Special Alan Turing issue Fundamenta Informaticae published

June 14th, 2012
The journal Fundamenta Informaticae honours Alan Turing with a Special Issue: Watching the Daisies Grow: from Biology to Biomathematics and Bioinformatics.

In 1951 Alan Turing wrote a paper entitled The Chemical Basis of Morphogenesis in which he developed the reaction‐diffusion theory, which became one of the basic models of theoretical biology and is also considered a foundation of chaos theory.

The story started much earlier, in spring 1923, as documented by his mother in a caricature called Hockey or Watching the Daisies Grow. Crucial motif in the drawing is that, while most players are engaged by the game, Turing is investigating a flower emerging just off the field.

In his Outline of the Development of a Daisy, Turing writes: "At a certain point in the development of the daisy the anatomical changes begin.

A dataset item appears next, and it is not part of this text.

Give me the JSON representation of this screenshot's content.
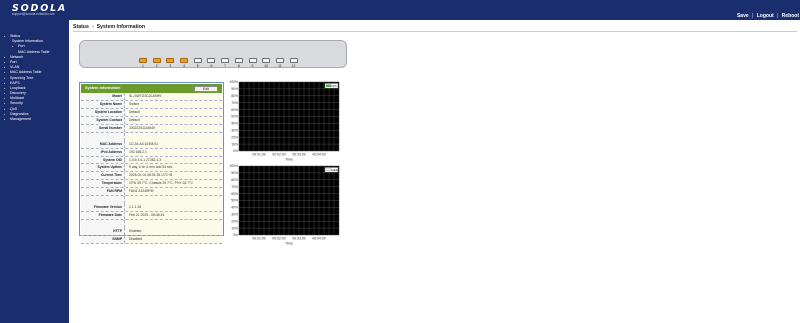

From this point, as has been mentioned, it becomes hopelessly impracticable to follow the process mathematically…."

Guest-editors Anna Gambin and Anna Marciniak-Czochra: "In this special issue, we present a selection of papers commemorating Alan Turing and arguing that he should be also considered the co-founder of biomathematics and bioinformatics. His late works were inspired by curiosity about the role of mathematics in natural phenomena. Turing's ideas on diffusion-driven instability leading to a formation of stable spatial structures provided mathematical explanations of symmetry break and de novo pattern formation during development, and the shapes of animal coat markings. They also led to the prediction of oscillating chemical reactions, the behavior which were first observed only about 10 years after Turing's death. In this volume, various applications of mathematical theories inspired by Turing's work to natural phenomena are considered."